Additionally, implementation details make computing frame values more difficult. For instance, a simple RGB24 Test Frame may be generated by rotating red, green and blue byte values (i.e. Byte0=0xFF, Byte1=0x00, Byte2=0x00 for an all-red screen) for all pixels. However, complexity is introduced when the following are considered:
- Planar Formats Formats such as YCbCr are planar. YCbCr requires all the Y components of the pixels to be output first, followed by all the Cb and Cr components. Conversion from RGB to YCbCr therefore requires at least 2/3 of a Frame's worth of memory.
- Color depth options commonly include 8-bit, 10-bit and 12-bit, requiring byte packing.
- Subsampling requires a (usually even) fraction of data.
- Operations to manipulate frames (add overlays, etc) often need to work on tens of thousands of pixels. This is one of the reasons GPUS have become so popular- they can provide several smaller but much more powerful micro-CPUS to work independently across the frame.
Relationship to work experience
At Resi I did several projects involving populating frames and filling in data on proposal systems. I mostly used NVIDIA CUDA but looked at OpenGL as well.
Implementation
My github contains the source to build and run.
Next Steps:
Add Wider Data Output
I started this process with a 1-byte output. This was simple but allowed me to compute the byte "on the fly" and build my product incrementally as recommended by Agile. Since I want to be able to support 32 or 64-bit wide outputs, the best approach is to cache the values I output into an output register.
For instance:
reg [31:0][7:0] CurrentDataPixelGroup_q;
reg [31:0][7:0] NextDataPixelGroup_q;
would hold the data for the next pixels I plan to output. If my dataOutput Bus width were 8 bytes, I would have 4 cycles of time to compute my NextDataPixelGroup_q.

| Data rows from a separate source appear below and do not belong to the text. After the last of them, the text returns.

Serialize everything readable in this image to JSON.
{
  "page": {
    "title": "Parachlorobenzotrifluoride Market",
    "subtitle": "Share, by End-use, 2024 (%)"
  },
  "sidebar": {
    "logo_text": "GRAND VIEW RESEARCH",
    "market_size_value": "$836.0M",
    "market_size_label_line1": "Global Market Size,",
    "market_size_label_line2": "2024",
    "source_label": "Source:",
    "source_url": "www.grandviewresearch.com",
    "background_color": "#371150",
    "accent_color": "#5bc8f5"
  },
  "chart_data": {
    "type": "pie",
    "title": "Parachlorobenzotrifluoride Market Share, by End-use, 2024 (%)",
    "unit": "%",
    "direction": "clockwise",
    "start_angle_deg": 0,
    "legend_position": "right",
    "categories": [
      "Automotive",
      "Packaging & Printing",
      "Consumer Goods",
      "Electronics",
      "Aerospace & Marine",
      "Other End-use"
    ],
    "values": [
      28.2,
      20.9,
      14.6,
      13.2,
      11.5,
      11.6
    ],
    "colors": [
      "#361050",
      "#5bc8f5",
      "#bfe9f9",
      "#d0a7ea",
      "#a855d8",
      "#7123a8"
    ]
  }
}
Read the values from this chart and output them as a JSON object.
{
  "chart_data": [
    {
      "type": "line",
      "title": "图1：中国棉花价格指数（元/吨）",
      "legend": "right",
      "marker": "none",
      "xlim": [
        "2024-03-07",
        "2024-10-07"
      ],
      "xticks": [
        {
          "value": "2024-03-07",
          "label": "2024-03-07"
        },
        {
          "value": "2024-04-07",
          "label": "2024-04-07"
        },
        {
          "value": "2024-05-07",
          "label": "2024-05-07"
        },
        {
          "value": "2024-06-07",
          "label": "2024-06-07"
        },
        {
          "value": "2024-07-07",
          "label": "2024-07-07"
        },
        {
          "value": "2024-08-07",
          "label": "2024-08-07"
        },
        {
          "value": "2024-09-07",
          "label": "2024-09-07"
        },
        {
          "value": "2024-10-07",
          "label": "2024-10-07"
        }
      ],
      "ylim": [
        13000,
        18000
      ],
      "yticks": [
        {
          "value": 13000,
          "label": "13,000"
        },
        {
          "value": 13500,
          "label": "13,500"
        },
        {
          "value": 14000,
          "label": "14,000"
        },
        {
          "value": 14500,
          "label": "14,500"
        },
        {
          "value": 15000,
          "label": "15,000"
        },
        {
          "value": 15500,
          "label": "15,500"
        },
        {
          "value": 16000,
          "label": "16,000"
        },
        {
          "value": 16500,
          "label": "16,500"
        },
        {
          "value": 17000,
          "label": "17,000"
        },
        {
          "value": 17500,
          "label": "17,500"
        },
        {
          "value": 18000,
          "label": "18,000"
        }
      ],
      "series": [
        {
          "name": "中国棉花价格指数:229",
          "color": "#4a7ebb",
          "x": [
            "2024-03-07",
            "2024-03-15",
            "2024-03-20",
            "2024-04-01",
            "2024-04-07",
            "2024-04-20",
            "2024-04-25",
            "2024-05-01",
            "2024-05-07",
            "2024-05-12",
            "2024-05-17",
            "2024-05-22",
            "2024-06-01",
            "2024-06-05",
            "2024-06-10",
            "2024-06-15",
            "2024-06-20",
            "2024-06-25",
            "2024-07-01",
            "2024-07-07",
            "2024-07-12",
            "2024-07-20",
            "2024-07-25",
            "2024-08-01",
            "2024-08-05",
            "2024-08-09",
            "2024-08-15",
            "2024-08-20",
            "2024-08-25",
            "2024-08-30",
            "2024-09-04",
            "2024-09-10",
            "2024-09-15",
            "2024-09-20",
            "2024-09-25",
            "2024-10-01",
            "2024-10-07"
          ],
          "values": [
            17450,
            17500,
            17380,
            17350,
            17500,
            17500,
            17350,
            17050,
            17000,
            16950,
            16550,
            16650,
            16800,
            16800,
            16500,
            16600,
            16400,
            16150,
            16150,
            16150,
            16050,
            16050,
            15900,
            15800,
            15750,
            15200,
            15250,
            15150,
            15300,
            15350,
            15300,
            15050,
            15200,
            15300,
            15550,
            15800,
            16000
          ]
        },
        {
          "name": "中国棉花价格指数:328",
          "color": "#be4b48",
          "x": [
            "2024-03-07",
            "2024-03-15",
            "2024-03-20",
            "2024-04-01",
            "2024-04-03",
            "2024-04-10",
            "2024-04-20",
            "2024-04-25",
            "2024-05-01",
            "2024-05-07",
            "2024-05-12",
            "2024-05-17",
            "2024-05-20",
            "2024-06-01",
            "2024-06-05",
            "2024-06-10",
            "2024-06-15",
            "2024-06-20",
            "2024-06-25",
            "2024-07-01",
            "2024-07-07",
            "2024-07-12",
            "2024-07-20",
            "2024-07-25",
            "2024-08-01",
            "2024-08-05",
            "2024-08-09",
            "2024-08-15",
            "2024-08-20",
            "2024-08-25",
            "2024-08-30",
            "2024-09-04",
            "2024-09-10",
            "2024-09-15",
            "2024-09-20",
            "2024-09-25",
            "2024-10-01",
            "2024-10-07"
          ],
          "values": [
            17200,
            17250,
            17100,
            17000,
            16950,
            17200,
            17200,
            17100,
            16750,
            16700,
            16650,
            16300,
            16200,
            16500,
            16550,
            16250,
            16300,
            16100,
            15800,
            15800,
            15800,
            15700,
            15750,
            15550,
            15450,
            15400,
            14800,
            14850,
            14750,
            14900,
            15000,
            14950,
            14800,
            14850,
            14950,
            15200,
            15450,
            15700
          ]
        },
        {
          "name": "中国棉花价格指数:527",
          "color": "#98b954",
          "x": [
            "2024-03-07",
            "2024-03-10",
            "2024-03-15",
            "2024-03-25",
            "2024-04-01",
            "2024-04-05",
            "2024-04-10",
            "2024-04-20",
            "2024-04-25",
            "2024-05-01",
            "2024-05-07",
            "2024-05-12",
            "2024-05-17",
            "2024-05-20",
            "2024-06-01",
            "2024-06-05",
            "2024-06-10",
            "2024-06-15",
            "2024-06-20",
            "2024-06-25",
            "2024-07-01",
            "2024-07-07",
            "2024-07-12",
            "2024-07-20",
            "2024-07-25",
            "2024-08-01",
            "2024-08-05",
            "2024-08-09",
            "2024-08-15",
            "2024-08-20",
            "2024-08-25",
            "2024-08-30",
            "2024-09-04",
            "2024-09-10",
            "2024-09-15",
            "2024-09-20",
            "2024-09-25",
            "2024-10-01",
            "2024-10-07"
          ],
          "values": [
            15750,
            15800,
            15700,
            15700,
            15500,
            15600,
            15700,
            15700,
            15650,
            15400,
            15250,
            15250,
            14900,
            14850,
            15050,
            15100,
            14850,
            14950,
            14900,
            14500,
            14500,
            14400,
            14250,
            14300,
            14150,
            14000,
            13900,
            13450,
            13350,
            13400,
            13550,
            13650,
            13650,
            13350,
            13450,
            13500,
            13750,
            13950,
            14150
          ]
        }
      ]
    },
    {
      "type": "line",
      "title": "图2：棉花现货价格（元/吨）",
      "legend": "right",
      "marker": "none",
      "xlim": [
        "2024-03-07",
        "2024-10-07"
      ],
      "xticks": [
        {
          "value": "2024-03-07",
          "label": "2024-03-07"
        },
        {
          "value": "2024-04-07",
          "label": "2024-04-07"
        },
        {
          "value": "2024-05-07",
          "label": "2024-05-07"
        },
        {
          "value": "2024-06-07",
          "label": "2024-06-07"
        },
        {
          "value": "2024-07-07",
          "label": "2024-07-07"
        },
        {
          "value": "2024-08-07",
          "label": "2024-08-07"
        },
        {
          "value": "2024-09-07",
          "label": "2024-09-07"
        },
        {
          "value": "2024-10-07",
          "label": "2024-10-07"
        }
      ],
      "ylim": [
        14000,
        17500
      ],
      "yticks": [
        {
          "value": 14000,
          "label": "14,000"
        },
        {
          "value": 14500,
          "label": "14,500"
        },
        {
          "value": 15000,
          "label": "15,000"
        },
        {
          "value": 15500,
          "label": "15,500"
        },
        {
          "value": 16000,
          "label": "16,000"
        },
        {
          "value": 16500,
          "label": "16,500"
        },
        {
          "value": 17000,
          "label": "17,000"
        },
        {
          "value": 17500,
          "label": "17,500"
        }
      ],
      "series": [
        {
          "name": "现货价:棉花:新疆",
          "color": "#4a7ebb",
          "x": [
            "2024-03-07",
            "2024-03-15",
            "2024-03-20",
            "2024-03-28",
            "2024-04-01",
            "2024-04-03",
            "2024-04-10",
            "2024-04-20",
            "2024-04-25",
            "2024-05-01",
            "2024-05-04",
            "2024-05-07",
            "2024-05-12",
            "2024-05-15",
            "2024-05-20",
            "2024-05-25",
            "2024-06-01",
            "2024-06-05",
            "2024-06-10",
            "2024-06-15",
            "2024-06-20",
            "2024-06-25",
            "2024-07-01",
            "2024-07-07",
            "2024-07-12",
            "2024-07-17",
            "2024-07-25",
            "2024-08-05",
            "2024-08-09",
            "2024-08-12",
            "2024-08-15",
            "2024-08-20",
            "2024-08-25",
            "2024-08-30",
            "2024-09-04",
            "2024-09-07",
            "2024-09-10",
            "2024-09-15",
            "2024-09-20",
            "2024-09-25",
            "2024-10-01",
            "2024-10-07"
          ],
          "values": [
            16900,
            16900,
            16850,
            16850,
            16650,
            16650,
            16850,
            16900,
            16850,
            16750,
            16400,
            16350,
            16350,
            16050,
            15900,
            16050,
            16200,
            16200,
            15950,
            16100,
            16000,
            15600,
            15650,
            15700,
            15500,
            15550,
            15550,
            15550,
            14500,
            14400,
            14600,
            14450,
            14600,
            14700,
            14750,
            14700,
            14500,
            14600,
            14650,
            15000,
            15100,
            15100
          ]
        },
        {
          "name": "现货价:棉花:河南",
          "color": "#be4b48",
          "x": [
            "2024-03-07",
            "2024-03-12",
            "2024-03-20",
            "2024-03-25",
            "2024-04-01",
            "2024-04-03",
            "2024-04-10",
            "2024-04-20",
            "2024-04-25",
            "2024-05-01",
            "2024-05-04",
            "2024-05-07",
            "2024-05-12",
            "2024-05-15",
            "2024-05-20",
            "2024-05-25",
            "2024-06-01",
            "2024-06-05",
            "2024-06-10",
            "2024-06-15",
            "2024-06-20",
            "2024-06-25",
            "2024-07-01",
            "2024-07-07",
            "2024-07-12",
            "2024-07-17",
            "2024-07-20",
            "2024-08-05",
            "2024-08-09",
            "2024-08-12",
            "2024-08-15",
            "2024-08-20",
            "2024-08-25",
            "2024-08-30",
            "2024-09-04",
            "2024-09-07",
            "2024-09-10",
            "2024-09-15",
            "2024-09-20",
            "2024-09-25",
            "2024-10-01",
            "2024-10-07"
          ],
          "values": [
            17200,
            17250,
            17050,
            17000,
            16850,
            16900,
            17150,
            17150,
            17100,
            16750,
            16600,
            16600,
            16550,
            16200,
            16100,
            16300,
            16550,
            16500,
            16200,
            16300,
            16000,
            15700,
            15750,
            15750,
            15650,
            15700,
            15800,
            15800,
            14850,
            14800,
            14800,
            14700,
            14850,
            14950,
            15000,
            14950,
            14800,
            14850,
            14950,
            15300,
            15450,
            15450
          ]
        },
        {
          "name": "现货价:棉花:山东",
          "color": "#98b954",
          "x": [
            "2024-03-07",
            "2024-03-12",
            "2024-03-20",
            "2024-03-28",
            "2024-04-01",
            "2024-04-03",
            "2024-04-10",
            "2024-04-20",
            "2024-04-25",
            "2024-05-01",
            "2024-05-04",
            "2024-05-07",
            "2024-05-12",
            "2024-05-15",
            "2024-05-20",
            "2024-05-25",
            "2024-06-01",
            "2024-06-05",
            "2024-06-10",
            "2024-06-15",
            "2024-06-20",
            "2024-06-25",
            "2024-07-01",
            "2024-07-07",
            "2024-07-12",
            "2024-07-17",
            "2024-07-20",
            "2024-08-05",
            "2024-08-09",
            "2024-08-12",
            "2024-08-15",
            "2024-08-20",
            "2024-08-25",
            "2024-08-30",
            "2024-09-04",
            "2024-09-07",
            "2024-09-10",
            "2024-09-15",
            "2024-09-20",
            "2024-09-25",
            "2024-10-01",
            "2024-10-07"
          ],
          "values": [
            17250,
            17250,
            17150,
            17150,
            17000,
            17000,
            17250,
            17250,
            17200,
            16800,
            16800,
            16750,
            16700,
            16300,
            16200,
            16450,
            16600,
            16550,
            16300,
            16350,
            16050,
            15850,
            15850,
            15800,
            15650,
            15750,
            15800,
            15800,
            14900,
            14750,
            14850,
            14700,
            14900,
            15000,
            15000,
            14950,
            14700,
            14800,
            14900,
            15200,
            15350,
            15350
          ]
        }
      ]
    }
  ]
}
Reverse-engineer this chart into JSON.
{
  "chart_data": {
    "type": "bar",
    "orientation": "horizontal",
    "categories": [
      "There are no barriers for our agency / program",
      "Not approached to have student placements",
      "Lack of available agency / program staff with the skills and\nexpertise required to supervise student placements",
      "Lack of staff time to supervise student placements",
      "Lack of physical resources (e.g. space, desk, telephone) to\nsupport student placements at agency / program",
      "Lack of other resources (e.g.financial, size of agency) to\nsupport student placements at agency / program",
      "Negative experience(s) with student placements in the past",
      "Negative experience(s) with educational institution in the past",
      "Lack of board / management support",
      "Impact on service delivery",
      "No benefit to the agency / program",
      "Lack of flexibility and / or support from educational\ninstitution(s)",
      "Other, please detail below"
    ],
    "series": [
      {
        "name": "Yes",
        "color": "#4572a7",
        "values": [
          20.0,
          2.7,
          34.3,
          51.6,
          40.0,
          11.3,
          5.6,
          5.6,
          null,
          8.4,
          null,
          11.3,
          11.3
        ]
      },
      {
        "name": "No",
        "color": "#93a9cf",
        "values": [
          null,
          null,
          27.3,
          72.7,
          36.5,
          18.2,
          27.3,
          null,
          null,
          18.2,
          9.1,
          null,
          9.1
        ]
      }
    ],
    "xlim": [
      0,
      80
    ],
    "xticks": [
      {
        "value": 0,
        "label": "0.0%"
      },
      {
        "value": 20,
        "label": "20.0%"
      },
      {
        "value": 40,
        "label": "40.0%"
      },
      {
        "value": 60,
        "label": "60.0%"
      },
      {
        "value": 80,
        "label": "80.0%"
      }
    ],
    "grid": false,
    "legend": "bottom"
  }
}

The issue here is that 32 is not divisible by 3, so my first CurrentDataPixelGroup[0] might be red on one cycle and green on the next. It could be widened:
reg [95:0][7:0] CurrentDataPixelGroup_q;
reg [95:0][7:0] NextDataPixelGroup_q;
96 is divisible by 3 and 8. But suppose the system required 10-bit pixel entries. 96*8=768, which is not divisible by 10. In that case, assuming a packed format, one could do:
reg [31:0][9:0] CurrentDataPixelGroup_q;
which would give me 320 bits, which is 40 bytes worth of data representing 32 pixel entries.